Generate a GeMSS key pair for signing and verification

Key generation may take several seconds due to the complexity of the algorithm. GeMSS has large public keys (several MB).

Sign File

Upload a file and sign it with your private key

Verify Signature

Verify a file's signature using the signer's public key

Paste the signature or upload a signature file

About GeMSS

GeMSS (Great Multivariate Signature Scheme) is a digital signature algorithm based on multivariate cryptography.
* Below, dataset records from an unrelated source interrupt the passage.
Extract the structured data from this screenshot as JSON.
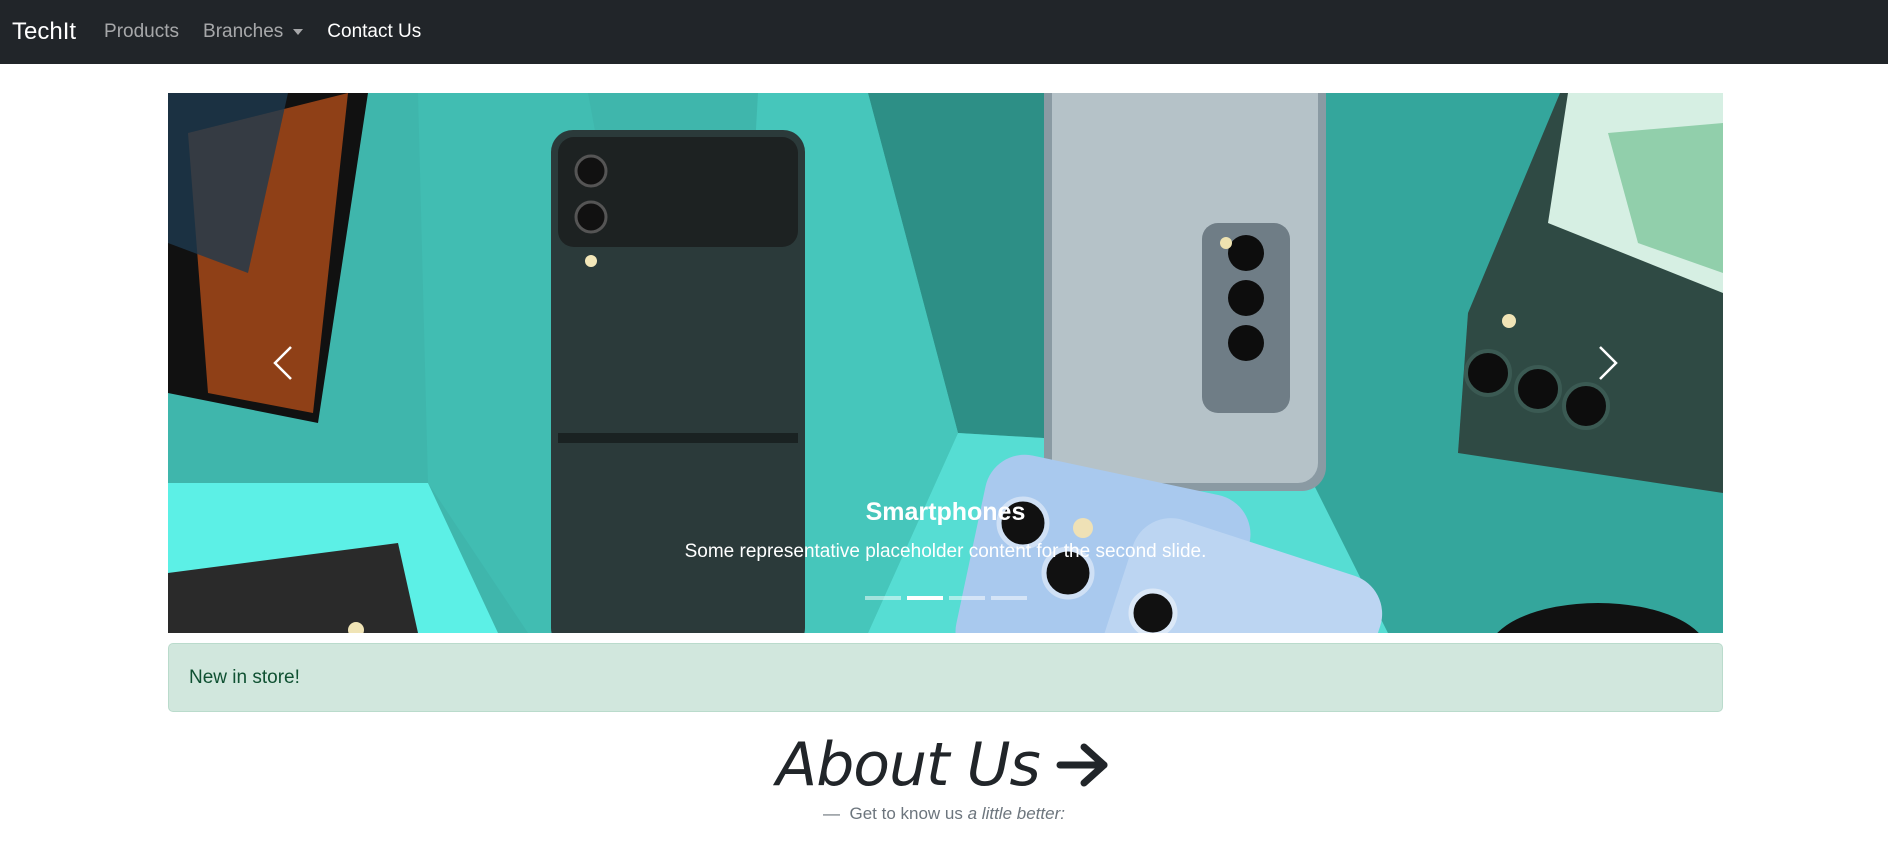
{
  "navbar": {
    "brand": "TechIt",
    "items": [
      {
        "label": "Products"
      },
      {
        "label": "Branches"
      },
      {
        "label": "Contact Us"
      }
    ]
  },
  "carousel": {
    "caption_title": "Smartphones",
    "caption_text": "Some representative placeholder content for the second slide.",
    "slide_count": 4,
    "active_slide": 2
  },
  "alert": {
    "text": "New in store!"
  },
  "about": {
    "title": "About Us",
    "subtitle_dash": "—",
    "subtitle_plain": "Get to know us",
    "subtitle_emph": "a little better:"
  },
  "colors": {
    "navbar": "#212529",
    "carousel_bg": "#3fb6ac",
    "alert_bg": "#d1e7dd",
    "alert_text": "#0f5132"
  },
  "icons": [
    "chevron-left-icon",
    "chevron-right-icon",
    "caret-down-icon",
    "arrow-right-icon"
  ]
}
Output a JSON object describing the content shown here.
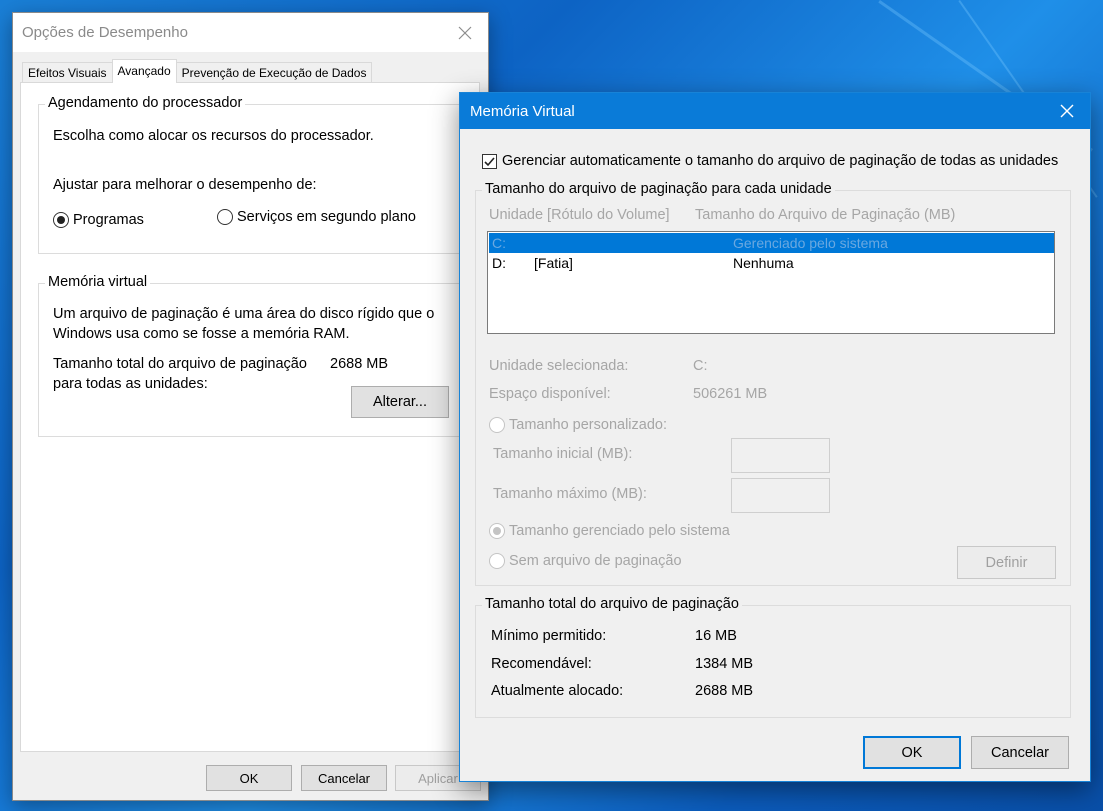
{
  "perf": {
    "title": "Opções de Desempenho",
    "tabs": [
      "Efeitos Visuais",
      "Avançado",
      "Prevenção de Execução de Dados"
    ],
    "scheduling": {
      "heading": "Agendamento do processador",
      "desc": "Escolha como alocar os recursos do processador.",
      "adjust": "Ajustar para melhorar o desempenho de:",
      "opt_programs": "Programas",
      "opt_services": "Serviços em segundo plano"
    },
    "vmem": {
      "heading": "Memória virtual",
      "desc1": "Um arquivo de paginação é uma área do disco rígido que o",
      "desc2": "Windows usa como se fosse a memória RAM.",
      "total_label": "Tamanho total do arquivo de paginação",
      "total_value": "2688 MB",
      "total_label2": "para todas as unidades:",
      "change_button": "Alterar..."
    },
    "buttons": {
      "ok": "OK",
      "cancel": "Cancelar",
      "apply": "Aplicar"
    }
  },
  "vm": {
    "title": "Memória Virtual",
    "auto_manage": "Gerenciar automaticamente o tamanho do arquivo de paginação de todas as unidades",
    "per_drive": {
      "heading": "Tamanho do arquivo de paginação para cada unidade",
      "col_drive": "Unidade [Rótulo do Volume]",
      "col_size": "Tamanho do Arquivo de Paginação (MB)",
      "rows": [
        {
          "drive": "C:",
          "label": "",
          "size": "Gerenciado pelo sistema"
        },
        {
          "drive": "D:",
          "label": "[Fatia]",
          "size": "Nenhuma"
        }
      ],
      "selected_drive_label": "Unidade selecionada:",
      "selected_drive_value": "C:",
      "space_label": "Espaço disponível:",
      "space_value": "506261 MB",
      "custom_size": "Tamanho personalizado:",
      "initial_size": "Tamanho inicial (MB):",
      "max_size": "Tamanho máximo (MB):",
      "system_managed": "Tamanho gerenciado pelo sistema",
      "no_paging": "Sem arquivo de paginação",
      "set_button": "Definir"
    },
    "totals": {
      "heading": "Tamanho total do arquivo de paginação",
      "min_label": "Mínimo permitido:",
      "min_value": "16 MB",
      "rec_label": "Recomendável:",
      "rec_value": "1384 MB",
      "cur_label": "Atualmente alocado:",
      "cur_value": "2688 MB"
    },
    "buttons": {
      "ok": "OK",
      "cancel": "Cancelar"
    }
  }
}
It was submitted as a candidate for the NIST Post-Quantum Cryptography standardization process and advanced to the third round as an alternate candidate.

Key Features:
  • Type: Multivariate-based digital signature algorithm
  • Security Basis: Hardness of solving systems of multivariate quadratic equations (MQ problem)
  • Quantum Resistance: Designed to be secure against attacks from quantum computers
  • Signature Size: Very small signatures (typically 33-66 bytes)
  • Public Key Size: Large public keys (several MB)
  • Variants: GeMSS, BlueGeMSS, and RedGeMSS with different parameter tradeoffs
How GeMSS Works:

GeMSS is based on the Hidden Field Equations (HFE) cryptosystem with some modifications:

  1. Key Generation:
    • Generate a secret HFE polynomial F over an extension field
    • Generate two secret invertible affine transformations S and T
    • Compute the public key as P = S ∘ F ∘ T (composition of functions)
    • The private key consists of F, S, and T
  2. Signing:
    • Hash the message to a fixed-length digest
    • Use the private key to find a preimage of this digest under the public key function P
    • This preimage is the signature
  3. Verification:
    • Hash the message to get the same digest
    • Apply the public key function P to the signature
    • Check if the result matches the message digest
Advantages and Disadvantages:
Advantages Disadvantages
  • Very small signatures
  • Fast verification
  • Based on a different mathematical problem than other post-quantum approaches
  • Provides diversity in post-quantum cryptography
  • Very large public keys (several MB)
  • Slower signing operation
  • Less studied than some other post-quantum approaches
Parameter Sets:

GeMSS offers several parameter sets with different security levels and tradeoffs:

  • GeMSS-128/192/256: The main variants targeting NIST security levels 1, 3, and 5
  • BlueGeMSS-128/192/256: Variants with different parameter choices optimizing for certain performance characteristics
  • RedGeMSS-128/192/256: Additional variants with different tradeoffs
Applications:

GeMSS is particularly well-suited for applications where:

  • Signature size is critical (e.g., constrained environments)
  • Fast verification is important
  • Public key size is less constrained (e.g., can be stored on a server)
  • Diversity in cryptographic approaches is desired
Note: While GeMSS was not selected as a primary standard by NIST, it remains an interesting alternative in the post-quantum cryptography landscape, particularly due to its extremely small signatures. For most general applications, NIST-selected algorithms like Dilithium, Falcon, or SPHINCS+ are recommended.